HASTAC’s members meet twice a year to develop new research initiatives, at the same time considering the influence of ethics and the arts in advancing technologies. Artists, scientists, humanists and social theorists sit alongside information technology specialists at each meeting. Members believe that it is the creative discovery across disciplines that must drive cyberinfrastructures, and they are committed to creating new collaborations fostered by the creative uses of technology.

HASTAC members have initiated a wide range of projects, from tools that help multimedia archiving and social interaction to virtual museums and educational resources, and they also serve as consultants on grid computing and cyberinfrastructure for U.S. and international organizations.

HASTAC is now working on the "InFormation Year 06/07" program, which features events that highlight the humane dimensions of advanced technology.

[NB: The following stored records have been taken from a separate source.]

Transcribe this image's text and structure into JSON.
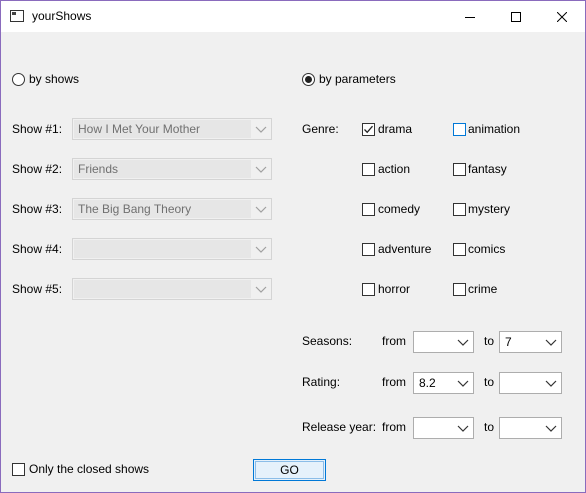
{
  "window": {
    "title": "yourShows",
    "icons": {
      "app": "app-window-icon",
      "minimize": "minimize-icon",
      "maximize": "maximize-icon",
      "close": "close-icon"
    }
  },
  "mode": {
    "by_shows_label": "by shows",
    "by_parameters_label": "by parameters",
    "selected": "by parameters"
  },
  "shows": [
    {
      "label": "Show #1:",
      "value": "How I Met Your Mother"
    },
    {
      "label": "Show #2:",
      "value": "Friends"
    },
    {
      "label": "Show #3:",
      "value": "The Big Bang Theory"
    },
    {
      "label": "Show #4:",
      "value": ""
    },
    {
      "label": "Show #5:",
      "value": ""
    }
  ],
  "genre": {
    "label": "Genre:",
    "items": [
      {
        "label": "drama",
        "checked": true
      },
      {
        "label": "animation",
        "checked": false
      },
      {
        "label": "action",
        "checked": false
      },
      {
        "label": "fantasy",
        "checked": false
      },
      {
        "label": "comedy",
        "checked": false
      },
      {
        "label": "mystery",
        "checked": false
      },
      {
        "label": "adventure",
        "checked": false
      },
      {
        "label": "comics",
        "checked": false
      },
      {
        "label": "horror",
        "checked": false
      },
      {
        "label": "crime",
        "checked": false
      }
    ]
  },
  "seasons": {
    "label": "Seasons:",
    "from_label": "from",
    "to_label": "to",
    "from": "",
    "to": "7"
  },
  "rating": {
    "label": "Rating:",
    "from_label": "from",
    "to_label": "to",
    "from": "8.2",
    "to": ""
  },
  "release_year": {
    "label": "Release year:",
    "from_label": "from",
    "to_label": "to",
    "from": "",
    "to": ""
  },
  "closed_only": {
    "label": "Only the closed shows",
    "checked": false
  },
  "go_label": "GO",
  "colors": {
    "focus_blue": "#0078d7",
    "window_bg": "#f0f0f0",
    "border_accent": "#8a6bbd"
  }
}
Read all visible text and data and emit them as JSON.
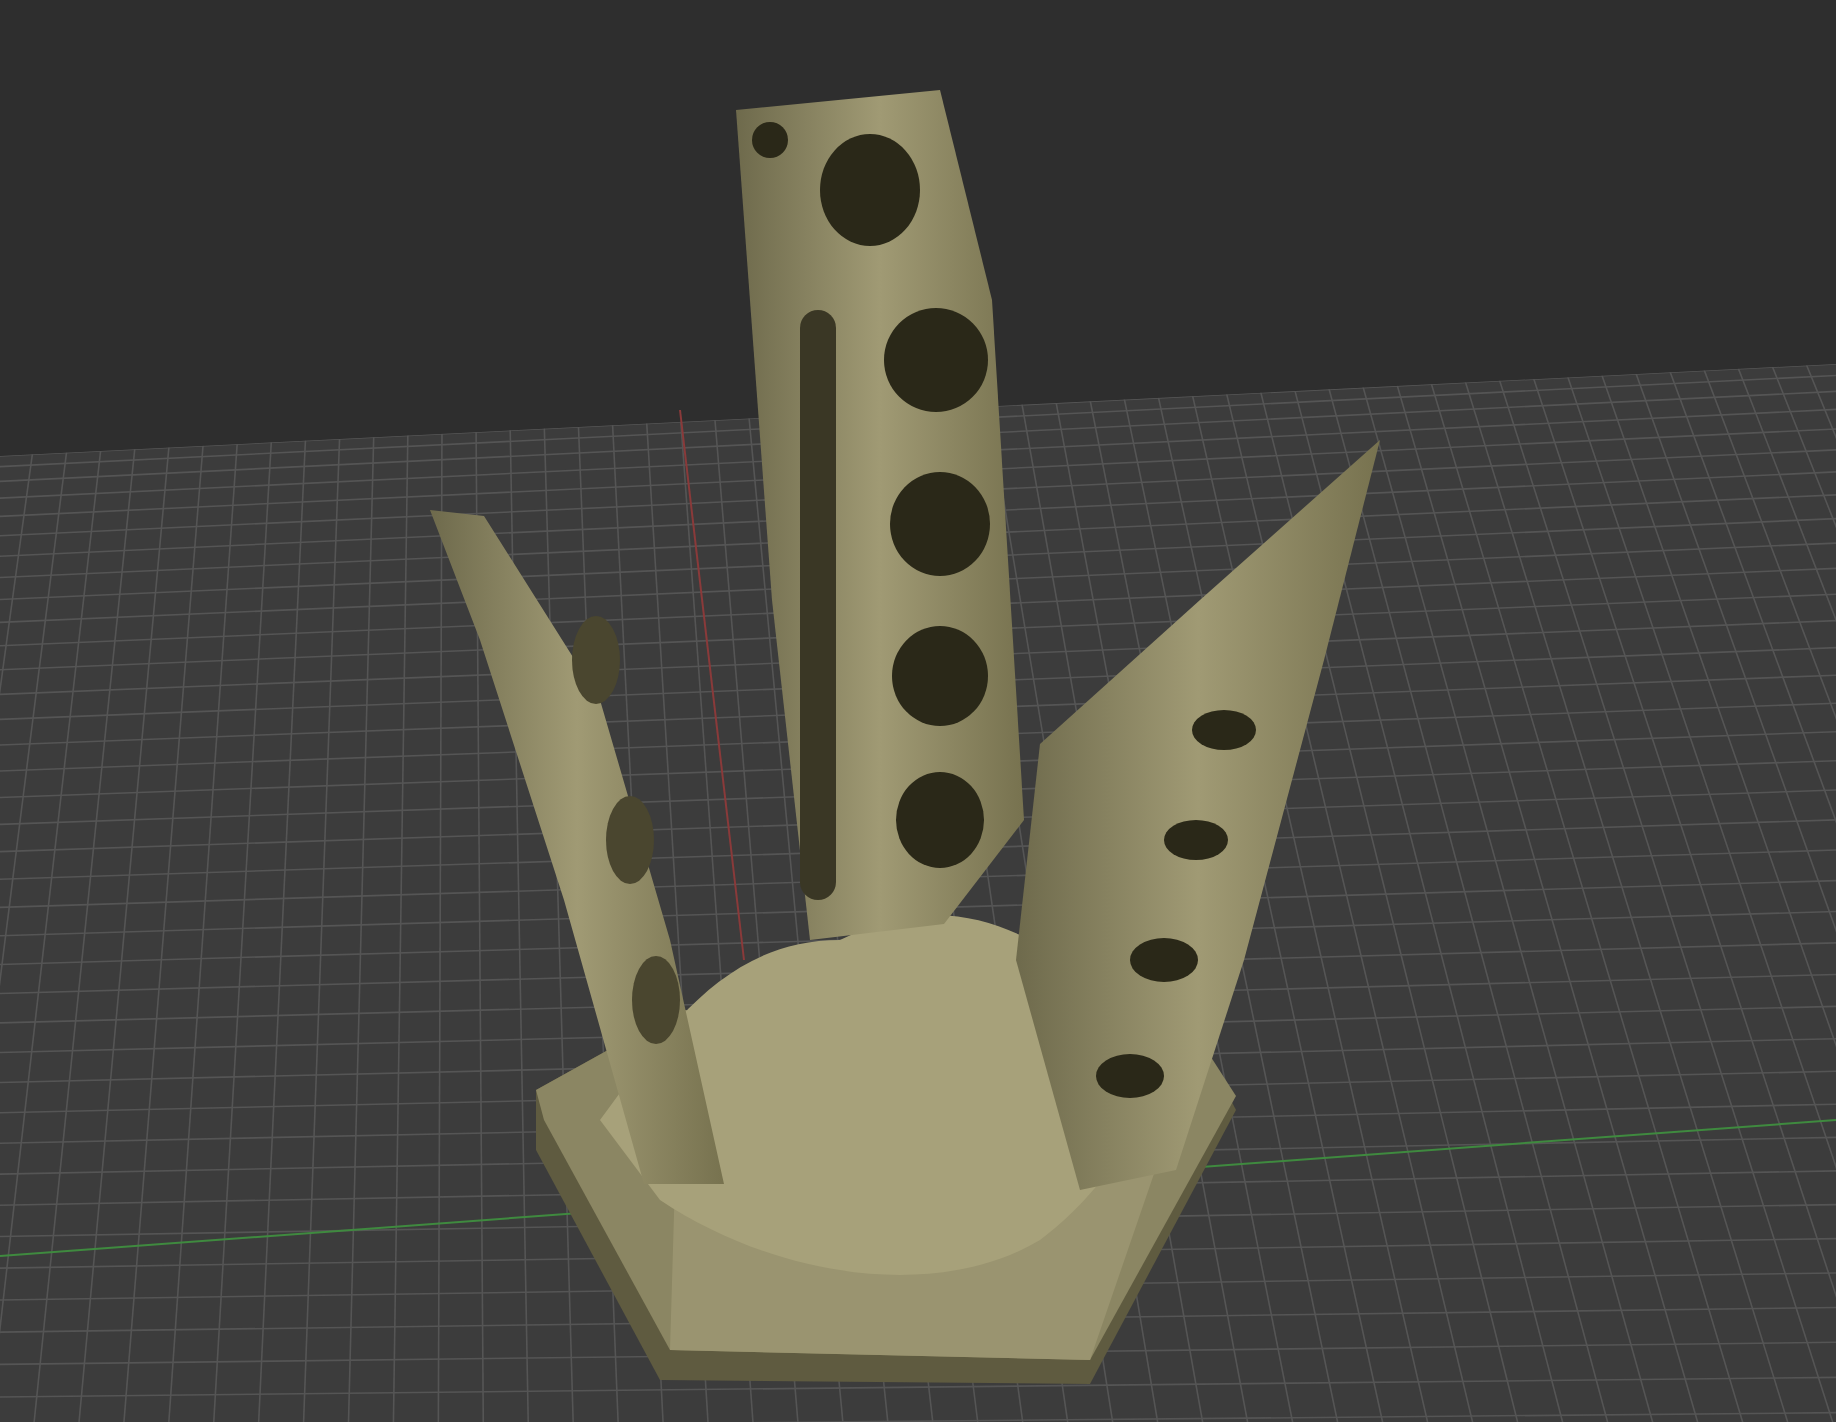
{
  "viewport": {
    "grid": true,
    "axes": true
  }
}
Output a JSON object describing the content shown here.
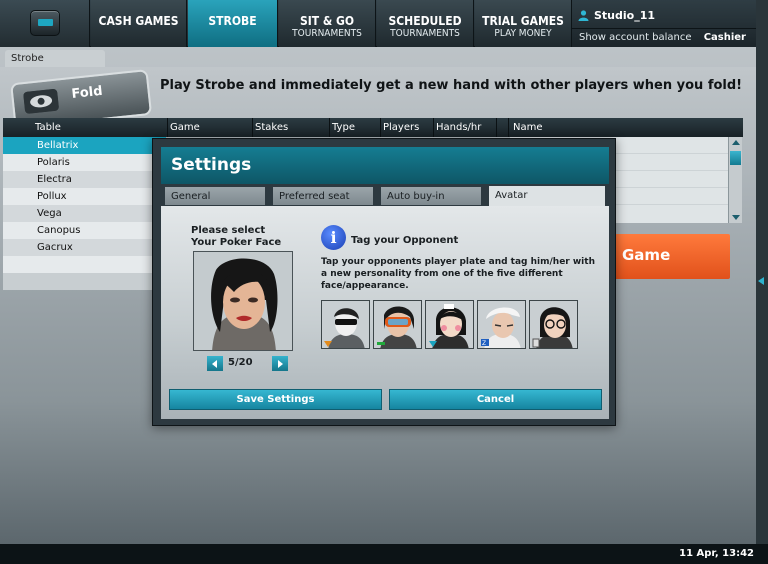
{
  "nav": {
    "tabs": [
      {
        "line1": "CASH GAMES",
        "line2": ""
      },
      {
        "line1": "STROBE",
        "line2": ""
      },
      {
        "line1": "SIT & GO",
        "line2": "TOURNAMENTS"
      },
      {
        "line1": "SCHEDULED",
        "line2": "TOURNAMENTS"
      },
      {
        "line1": "TRIAL GAMES",
        "line2": "PLAY MONEY"
      }
    ],
    "active_tab": "STROBE"
  },
  "account": {
    "username": "Studio_11",
    "show_balance": "Show account balance",
    "cashier": "Cashier"
  },
  "section_tab": "Strobe",
  "promo": {
    "fold_label": "Fold",
    "headline": "Play Strobe and immediately get a new hand with other players when you fold!"
  },
  "table_list": {
    "columns": [
      "Table",
      "Game",
      "Stakes",
      "Type",
      "Players",
      "Hands/hr",
      "Name"
    ],
    "rows": [
      "Bellatrix",
      "Polaris",
      "Electra",
      "Pollux",
      "Vega",
      "Canopus",
      "Gacrux"
    ],
    "selected": "Bellatrix"
  },
  "game_button": "Game",
  "dialog": {
    "title": "Settings",
    "tabs": [
      "General",
      "Preferred seat",
      "Auto buy-in",
      "Avatar"
    ],
    "active_tab": "Avatar",
    "poker_face_label_1": "Please select",
    "poker_face_label_2": "Your Poker Face",
    "pager": "5/20",
    "tag_title": "Tag your Opponent",
    "tag_desc": "Tap your opponents player plate and tag him/her with a new personality from one of the five different face/appearance.",
    "save": "Save Settings",
    "cancel": "Cancel"
  },
  "status_bar": {
    "datetime": "11 Apr, 13:42"
  },
  "colors": {
    "accent": "#1ba4c0",
    "game_button": "#e9602a",
    "dialog_title": "#137589"
  }
}
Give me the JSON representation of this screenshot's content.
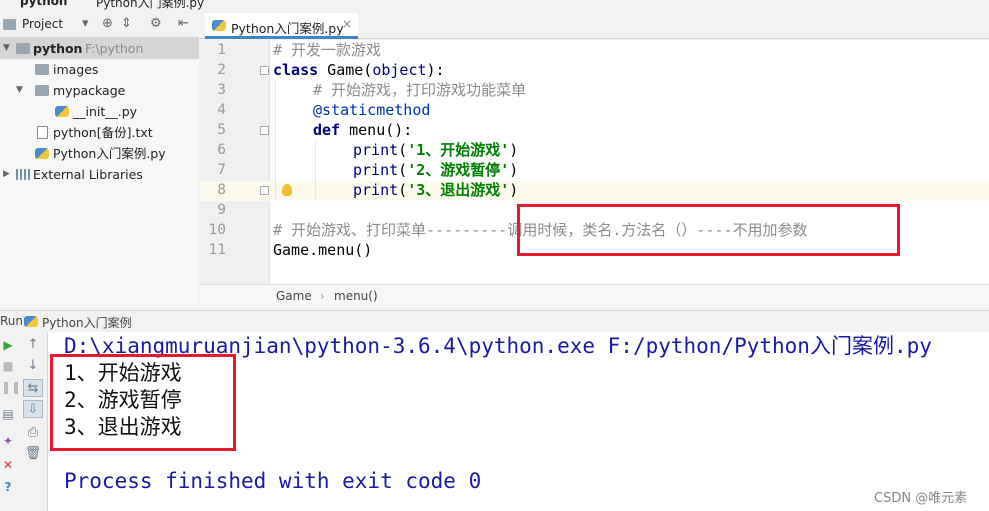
{
  "breadcrumbs": [
    "python",
    "Python入门案例.py"
  ],
  "project_panel": {
    "title": "Project",
    "tree": [
      {
        "label": "python",
        "hint": "F:\\python",
        "kind": "folder",
        "level": 0,
        "selected": true,
        "expanded": true
      },
      {
        "label": "images",
        "kind": "folder",
        "level": 1
      },
      {
        "label": "mypackage",
        "kind": "folder",
        "level": 1,
        "expanded": true
      },
      {
        "label": "__init__.py",
        "kind": "pyfile",
        "level": 2
      },
      {
        "label": "python[备份].txt",
        "kind": "txtfile",
        "level": 1
      },
      {
        "label": "Python入门案例.py",
        "kind": "pyfile",
        "level": 1
      },
      {
        "label": "External Libraries",
        "kind": "lib",
        "level": 0
      }
    ]
  },
  "editor": {
    "tab_label": "Python入门案例.py",
    "tab_close": "×",
    "line_numbers": [
      "1",
      "2",
      "3",
      "4",
      "5",
      "6",
      "7",
      "8",
      "9",
      "10",
      "11"
    ],
    "lines": {
      "l1": "# 开发一款游戏",
      "l2_kw": "class",
      "l2_rest": " Game(",
      "l2_base": "object",
      "l2_end": "):",
      "l3": "# 开始游戏，打印游戏功能菜单",
      "l4": "@staticmethod",
      "l5_kw": "def",
      "l5_rest": " menu():",
      "l6_fn": "print",
      "l6_str": "'1、开始游戏'",
      "l7_fn": "print",
      "l7_str": "'2、游戏暂停'",
      "l8_fn": "print",
      "l8_str": "'3、退出游戏'",
      "l10": "# 开始游戏、打印菜单---------调用时候，类名.方法名（）----不用加参数",
      "l11": "Game.menu()"
    },
    "crumb": [
      "Game",
      "menu()"
    ],
    "crumb_sep": "›"
  },
  "run_panel": {
    "title": "Run",
    "config": "Python入门案例",
    "console": {
      "command": "D:\\xiangmuruanjian\\python-3.6.4\\python.exe F:/python/Python入门案例.py",
      "output": [
        "1、开始游戏",
        "2、游戏暂停",
        "3、退出游戏"
      ],
      "exit": "Process finished with exit code 0"
    }
  },
  "watermark": "CSDN @唯元素",
  "colors": {
    "keyword": "#000080",
    "string": "#008000",
    "comment": "#8c8c8c",
    "annotation_box": "#e8192c",
    "console_text": "#1a1aa6"
  }
}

“These events are recorded and broadcast over the Internet so that anyone, wherever they are, can join in,” adds Tarr. This emphasizes another of HASTAC’s initiatives — helping scientists collaborate across great distances and educate using new computing technologies. The project also aims to improve access to technology projects for anyone who has an interest in the HASTAC community.

“We’re working with community colleges, and minority groups such as Diné College in Arizona, to address issues such as the digital divide,” says Tarr.

In the future, HASTAC looks to expand InFormation Year internationally, forming partnerships with sites in Costa Rica, the UK and the Netherlands, and holding events all over the world.